Tuesday, 3 March 2020

Commonly moved to war

“The war between the Geraldines and Walter de Burgh, Earl of Ulster.”

 - John Clyn’s Annals of Ireland for the year 1264

At the end of 1264 the Geraldines and de Burghs were at war. At first the conflict was limited to Connacht, where the Geraldines held prisoners in the castles of Lea and Dunamase, while Walter de Burgh attacked and seized Geraldine castles and manors.

Dunamase castle
The war quickly became more widespread. Geoffrey Geneville, justiciar of Ireland while his colleague Richard de la Rochelle was a Geraldine prisoner, prepared Dublin Castle to withstand a siege. He spent a total of £342 on improving its defences, while the royal castle at Arklow was similarly provisioned. Geneville wrote to the king, informing him that ‘the land was commonly moved to war’ and ‘there was common war in those parts’.

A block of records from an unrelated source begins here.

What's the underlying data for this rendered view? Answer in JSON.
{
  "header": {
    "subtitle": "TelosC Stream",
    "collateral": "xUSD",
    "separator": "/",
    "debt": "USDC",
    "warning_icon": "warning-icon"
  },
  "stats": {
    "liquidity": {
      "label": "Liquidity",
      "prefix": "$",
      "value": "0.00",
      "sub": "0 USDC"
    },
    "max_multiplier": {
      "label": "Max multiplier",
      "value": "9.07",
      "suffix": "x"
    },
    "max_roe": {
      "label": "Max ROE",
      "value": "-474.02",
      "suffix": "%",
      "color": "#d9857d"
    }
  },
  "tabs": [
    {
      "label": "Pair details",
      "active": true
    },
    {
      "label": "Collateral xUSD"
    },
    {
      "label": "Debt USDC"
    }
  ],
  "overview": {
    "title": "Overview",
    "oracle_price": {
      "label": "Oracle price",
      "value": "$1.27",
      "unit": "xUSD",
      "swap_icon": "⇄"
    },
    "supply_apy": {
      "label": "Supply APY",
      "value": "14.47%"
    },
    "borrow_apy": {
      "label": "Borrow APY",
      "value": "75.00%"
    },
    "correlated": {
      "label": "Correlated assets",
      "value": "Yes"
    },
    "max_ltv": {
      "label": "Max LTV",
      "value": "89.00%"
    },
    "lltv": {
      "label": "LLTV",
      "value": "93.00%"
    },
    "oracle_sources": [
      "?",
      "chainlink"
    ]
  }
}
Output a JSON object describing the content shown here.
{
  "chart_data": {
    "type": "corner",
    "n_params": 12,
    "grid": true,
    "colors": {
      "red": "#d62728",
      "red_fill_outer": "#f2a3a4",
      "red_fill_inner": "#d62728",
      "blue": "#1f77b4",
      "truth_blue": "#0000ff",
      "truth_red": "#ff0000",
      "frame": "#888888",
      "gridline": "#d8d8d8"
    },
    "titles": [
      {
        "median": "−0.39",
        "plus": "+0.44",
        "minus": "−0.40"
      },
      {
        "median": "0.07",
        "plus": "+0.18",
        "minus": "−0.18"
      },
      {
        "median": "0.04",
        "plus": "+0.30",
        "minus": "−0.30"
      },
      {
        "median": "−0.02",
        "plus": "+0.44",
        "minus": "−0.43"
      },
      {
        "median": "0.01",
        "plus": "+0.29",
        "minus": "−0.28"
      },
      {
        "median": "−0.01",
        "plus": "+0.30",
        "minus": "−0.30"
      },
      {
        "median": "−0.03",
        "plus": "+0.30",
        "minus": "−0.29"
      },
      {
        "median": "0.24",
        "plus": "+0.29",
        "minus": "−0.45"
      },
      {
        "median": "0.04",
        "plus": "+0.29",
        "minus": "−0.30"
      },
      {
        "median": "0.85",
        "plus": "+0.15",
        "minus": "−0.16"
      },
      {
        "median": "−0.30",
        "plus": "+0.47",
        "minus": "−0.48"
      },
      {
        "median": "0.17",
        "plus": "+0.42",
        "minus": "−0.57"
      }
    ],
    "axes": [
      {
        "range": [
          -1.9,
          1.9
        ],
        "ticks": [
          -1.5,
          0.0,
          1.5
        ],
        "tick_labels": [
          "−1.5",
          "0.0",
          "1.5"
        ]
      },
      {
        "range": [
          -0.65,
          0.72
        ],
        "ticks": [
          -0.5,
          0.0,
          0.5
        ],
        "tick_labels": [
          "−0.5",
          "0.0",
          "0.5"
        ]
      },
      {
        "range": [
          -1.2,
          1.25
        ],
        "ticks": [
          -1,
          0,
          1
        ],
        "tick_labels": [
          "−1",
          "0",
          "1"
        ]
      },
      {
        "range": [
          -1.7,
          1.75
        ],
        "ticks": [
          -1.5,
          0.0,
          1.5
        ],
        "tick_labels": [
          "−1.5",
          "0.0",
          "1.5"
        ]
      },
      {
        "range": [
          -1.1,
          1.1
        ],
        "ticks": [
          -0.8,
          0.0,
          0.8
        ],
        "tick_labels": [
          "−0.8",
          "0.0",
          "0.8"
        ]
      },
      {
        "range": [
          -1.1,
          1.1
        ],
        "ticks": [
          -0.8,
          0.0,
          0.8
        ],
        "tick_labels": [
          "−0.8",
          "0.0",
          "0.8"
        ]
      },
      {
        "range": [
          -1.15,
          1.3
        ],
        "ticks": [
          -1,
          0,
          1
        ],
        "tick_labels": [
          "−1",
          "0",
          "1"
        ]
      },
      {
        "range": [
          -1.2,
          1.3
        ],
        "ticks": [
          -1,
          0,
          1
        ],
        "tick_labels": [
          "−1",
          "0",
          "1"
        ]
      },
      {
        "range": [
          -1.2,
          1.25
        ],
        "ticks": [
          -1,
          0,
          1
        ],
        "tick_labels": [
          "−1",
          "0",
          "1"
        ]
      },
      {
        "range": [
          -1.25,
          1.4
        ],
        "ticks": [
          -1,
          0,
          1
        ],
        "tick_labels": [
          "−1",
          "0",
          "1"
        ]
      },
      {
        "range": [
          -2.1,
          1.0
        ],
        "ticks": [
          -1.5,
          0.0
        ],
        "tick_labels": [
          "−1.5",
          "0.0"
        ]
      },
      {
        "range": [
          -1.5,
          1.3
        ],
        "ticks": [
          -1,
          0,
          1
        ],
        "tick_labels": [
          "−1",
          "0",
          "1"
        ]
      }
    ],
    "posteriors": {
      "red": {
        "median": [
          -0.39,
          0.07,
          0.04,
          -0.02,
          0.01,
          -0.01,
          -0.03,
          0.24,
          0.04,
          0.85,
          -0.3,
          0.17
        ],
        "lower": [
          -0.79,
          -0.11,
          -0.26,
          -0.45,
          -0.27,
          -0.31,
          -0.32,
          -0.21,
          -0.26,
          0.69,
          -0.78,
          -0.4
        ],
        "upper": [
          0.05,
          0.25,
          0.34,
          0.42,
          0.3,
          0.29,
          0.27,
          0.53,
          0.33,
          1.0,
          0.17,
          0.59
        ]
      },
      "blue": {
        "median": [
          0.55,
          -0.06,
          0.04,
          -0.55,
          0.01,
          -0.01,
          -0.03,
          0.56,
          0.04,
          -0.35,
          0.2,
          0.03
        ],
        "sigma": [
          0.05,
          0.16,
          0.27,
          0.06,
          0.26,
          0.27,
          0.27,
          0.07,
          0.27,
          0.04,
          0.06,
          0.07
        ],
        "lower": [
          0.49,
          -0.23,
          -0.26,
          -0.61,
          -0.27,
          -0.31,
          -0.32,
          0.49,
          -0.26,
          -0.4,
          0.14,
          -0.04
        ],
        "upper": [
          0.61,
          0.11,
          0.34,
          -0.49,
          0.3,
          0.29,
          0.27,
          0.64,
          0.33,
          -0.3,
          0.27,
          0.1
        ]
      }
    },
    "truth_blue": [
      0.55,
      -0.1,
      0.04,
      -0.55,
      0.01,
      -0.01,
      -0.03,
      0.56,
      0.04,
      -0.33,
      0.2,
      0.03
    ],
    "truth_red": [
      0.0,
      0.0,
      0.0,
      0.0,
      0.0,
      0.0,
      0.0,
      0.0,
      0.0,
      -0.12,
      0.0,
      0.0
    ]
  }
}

The alarm of the English government is exposed in letters of 16 February 1265, which asked the archbishop of Dublin to deal with ‘the discord between the nobles and magnates of that land, whereby great danger may ensue to the king and Edward his son and the whole land of Ireland’. He was also commanded to take the king’s castles into his hand and munition them. The archbishop sent a bleak report back to London, describing the ‘great dissensions’ in Ireland.


By the late spring of 1265 the whole country was in a state of civil war. This grim situation was rescued by Geneville, who raised an army to march against the Geraldines. Geneville’s show of force persuaded the dissidents to come to terms, and in mid-April the rival parties agreed to meet at Dublin to discuss peace terms. They agreed to a set of ordinances whereby all persons ‘disseised and expelled from their lands and tenements during the aforesaid disturbances shall recover their lands and tenements without writ or plea’.

The agreement severed the alliance of the Geraldines with Simon de Montfort - the Geraldines had never been more than skin-deep allies anyway - and released the Anglo-Irish nobles of Ireland to cross the sea and join Prince Edward in time for the battle of Evesham. Geneville’s pacification of Ireland, therefore, had a direct influence on the course of the civil war in England.